Treasury premium is the amount a company’s market value trades above the value of its underlying assets, often measured versus NAV or mNAV.

What is treasury premium?

Treasury premium is the valuation gap between what the market is willing to pay for a treasury-holding vehicle (such as a public company) and the value of the assets it holds, typically expressed as a percentage above net asset value (NAV) or mnav. In crypto, the term most often comes up when analysing what are digital asset treasury companies—firms whose balance sheets include significant holdings of BTC, ETH, or other digital assets—because their share price can trade at a meaningful premium (or discount) to the value of the underlying treasury.

Treasury premium crypto

In treasury premium crypto discussions, investors are usually asking a simple question: “Is the market pricing this vehicle as more than just a wrapper around its coins?” The premium can reflect expectations that the company will grow its treasury per share, access cheaper capital, run profitable operations alongside its holdings, or provide a regulated, brokerage-friendly way to gain exposure. It can also reflect scarcity (limited float), index inclusion, or demand from investors who can’t or won’t self-custody.

Mechanically, the idea is to compare the company’s market capitalisation to the market value of its crypto holdings (and other assets), then adjust for liabilities. If the equity value is higher than the underlying asset value, the difference is the treasury premium. If it’s lower, the company trades at a discount—often signalling dilution risk, leverage concerns, or scepticism about management’s ability to compound value.

NAV premium DAT is a more specific way to describe the same concept when the vehicle is a digital asset treasury (DAT) structure—often a dat company whose core identity is holding and managing digital assets on its balance sheet. NAV is typically calculated as: (fair value of assets) minus (total liabilities), divided by shares outstanding. The NAV premium is then: (market price per share ÷ NAV per share) − 1.

In practice, analysts may also use mnav (modified net asset value) to better reflect how the market treats certain balance-sheet items. For example, mnav frameworks may adjust for taxes, debt structure, operating business value, or the expected impact of future share issuance. That matters because two DAT vehicles with the same spot crypto holdings can deserve different premiums if one has heavy leverage, frequent dilution, or a business line that either adds value (cash flow) or destroys it (ongoing losses).

Why treasury premium matters

Treasury premium matters because it helps investors separate “asset exposure” from “business valuation.” If you buy a treasury-heavy stock at a large premium, you’re implicitly paying for something beyond the coins—such as capital markets access, management strategy, regulatory convenience, or expected treasury growth per share. If that extra value doesn’t materialise, the premium can compress even if the underlying crypto price rises.
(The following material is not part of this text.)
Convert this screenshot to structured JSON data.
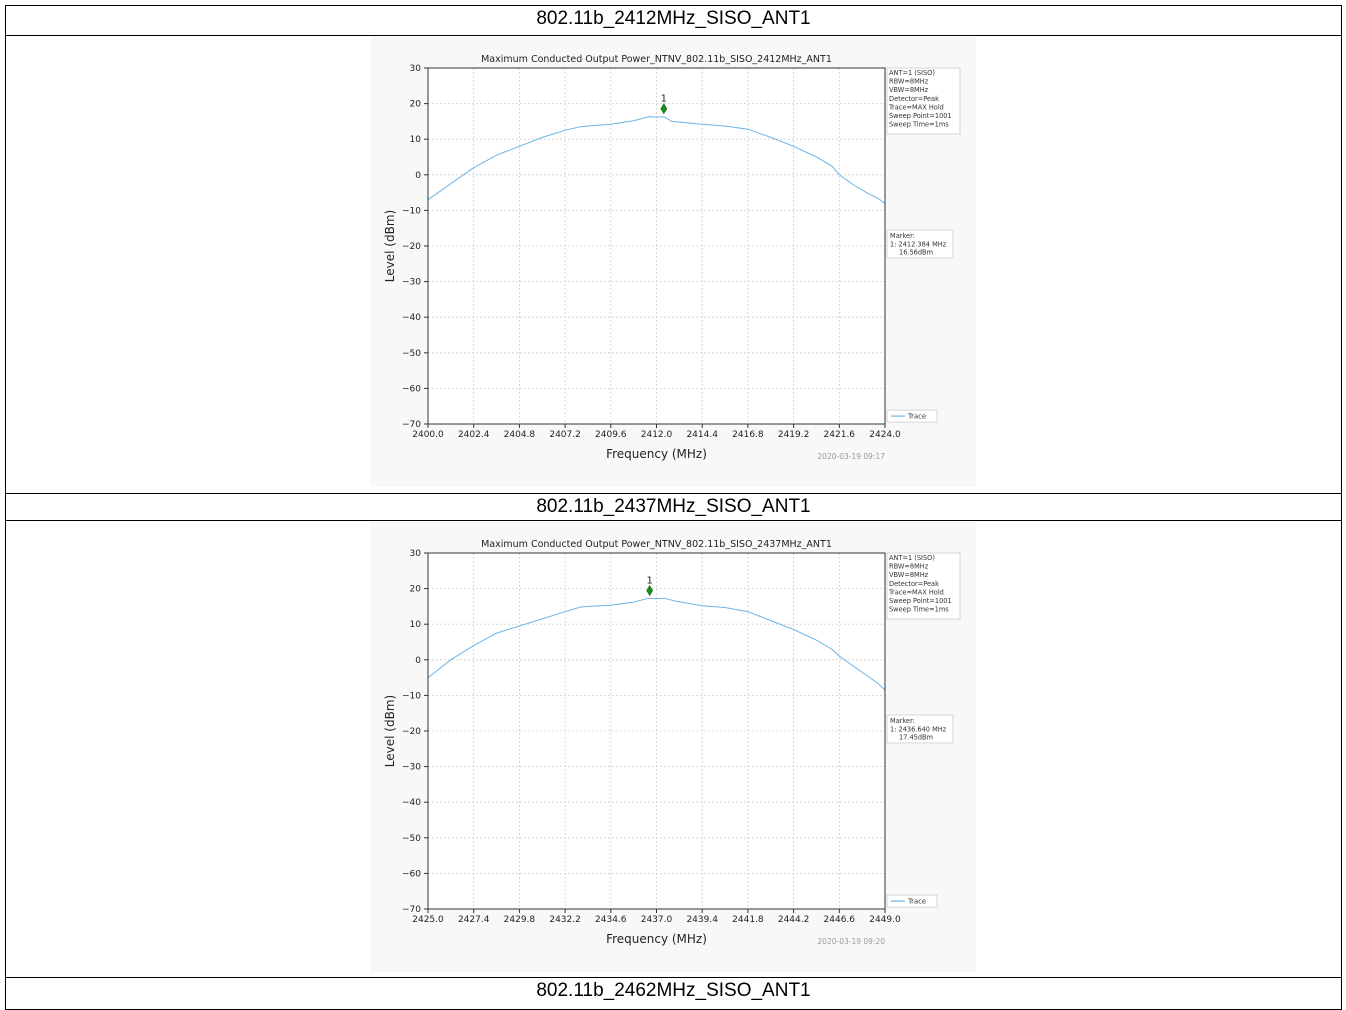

For the broader ecosystem, the concept is a useful lens for comparing vehicles that look similar on the surface but behave differently due to leverage, dilution mechanics, and corporate strategy. It also clarifies why some treasury-focused firms can raise capital accretively when they trade at a premium, while others struggle when they trade at a discount. If you’re learning what are digital asset treasury companies, understanding treasury premium is one of the fastest ways to interpret how public markets are pricing “crypto on a balance sheet” versus crypto itself.

Frequently Asked Questions

How do you calculate treasury premium?

A common method is to compare market capitalisation to net asset value (NAV): premium = (market cap ÷ NAV) − 1. NAV is typically assets minus liabilities, often expressed per share. Some analysts use mnav to adjust NAV for items like taxes, debt structure, or operating business value.

Is treasury premium the same as NAV premium?

They’re closely related and often used interchangeably in treasury-focused vehicles. “NAV premium” is the explicit comparison to NAV, while “treasury premium” may be used more broadly to mean trading above the value of underlying holdings. In crypto, both usually point to the same valuation gap.

Why would a crypto treasury company trade at a premium?

A premium can reflect expectations of treasury growth per share, strong capital markets access, or added value from operations and strategy. It can also come from investor demand for a regulated, easy-to-buy proxy rather than direct self-custody. Scarcity of shares and index inclusion can amplify the effect.

Can treasury premium turn into a discount?

Yes—premiums and discounts can change as market sentiment, dilution expectations, leverage risk, or operating performance shifts. If investors expect future share issuance to be dilutive or worry about debt, they may value the equity below the underlying asset value. That results in a discount to NAV.

What does a high treasury premium mean for investors?

It means you’re paying more than the underlying asset value, so part of your return depends on the premium staying elevated or expanding. If the premium compresses, it can offset gains from the underlying crypto holdings. Investors often monitor issuance, leverage, and per-share treasury metrics to judge whether the premium is justified.